Décisions de la Cour fédérale

Informations sur la décision

Contenu de la décision





Date : 19990630


Dossier : IMM-4618-98


Ottawa (Ontario), le mercredi 30 juin 1999

EN PRÉSENCE DE M. LE JUGE GIBSON

ENTRE :

            

     MAZHIR IQBAL MIRZA et ABID HUSSAIN MIRZA,

                                     demandeurs,

     et

     MINISTRE DE LA CITOYENNETÉ ET DE L'IMMIGRATION,

                                     défendeur.


     ORDONNANCE

     La demande de contrôle judiciaire est accueillie. La décision de la Section du statut de réfugié en l'instance est annulée et les revendications de statut de réfugié au sens de la Convention, présentées par les demandeurs, sont renvoyées à la Commission de l'immigration et du statut de réfugié pour examen et décision par un nouveau tribunal.


FREDERICK E. GIBSON

Juge

Traduction certifiée conforme


Bernard Olivier





Date : 19990630


Dossier : IMM-4618-98


ENTRE :

     MAZHIR IQBAL MIRZA et ABID HUSSAIN MIRZA,

                                     demandeurs,


     et


     MINISTRE DE LA CITOYENNETÉ ET DE L'IMMIGRATION,

                                     défendeur.

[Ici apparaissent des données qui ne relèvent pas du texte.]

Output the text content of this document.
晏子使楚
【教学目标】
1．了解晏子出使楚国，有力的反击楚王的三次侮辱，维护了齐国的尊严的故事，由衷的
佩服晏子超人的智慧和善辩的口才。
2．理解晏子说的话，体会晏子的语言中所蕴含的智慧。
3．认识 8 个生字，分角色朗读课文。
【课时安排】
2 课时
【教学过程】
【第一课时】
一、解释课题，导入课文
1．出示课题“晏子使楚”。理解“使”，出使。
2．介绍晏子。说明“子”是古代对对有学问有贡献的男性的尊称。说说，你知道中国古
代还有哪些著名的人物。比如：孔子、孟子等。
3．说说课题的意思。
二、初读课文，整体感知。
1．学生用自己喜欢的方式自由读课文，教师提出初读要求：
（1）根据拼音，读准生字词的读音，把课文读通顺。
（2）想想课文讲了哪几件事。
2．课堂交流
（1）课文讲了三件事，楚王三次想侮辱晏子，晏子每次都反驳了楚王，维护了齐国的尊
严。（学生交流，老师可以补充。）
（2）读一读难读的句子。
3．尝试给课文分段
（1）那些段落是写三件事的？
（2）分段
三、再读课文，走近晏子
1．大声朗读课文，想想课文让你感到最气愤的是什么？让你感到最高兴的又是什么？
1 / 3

     MOTIFS DE L'ORDONNANCE


LE JUGE GIBSON :

[1]      Ces motifs trouvent leur origine dans une décision de la Section du statut de réfugié (la SSR), de la Commission de l'immigration et du statut de réfugié, dans laquelle la SSR a conclu que les demandeurs n'étaient pas des réfugiés au sens de la Convention, telle que cette expression est définie au paragraphe 2(1) de la Loi sur l'immigration1. Cette décision de la SSR est datée du 21 août 1998.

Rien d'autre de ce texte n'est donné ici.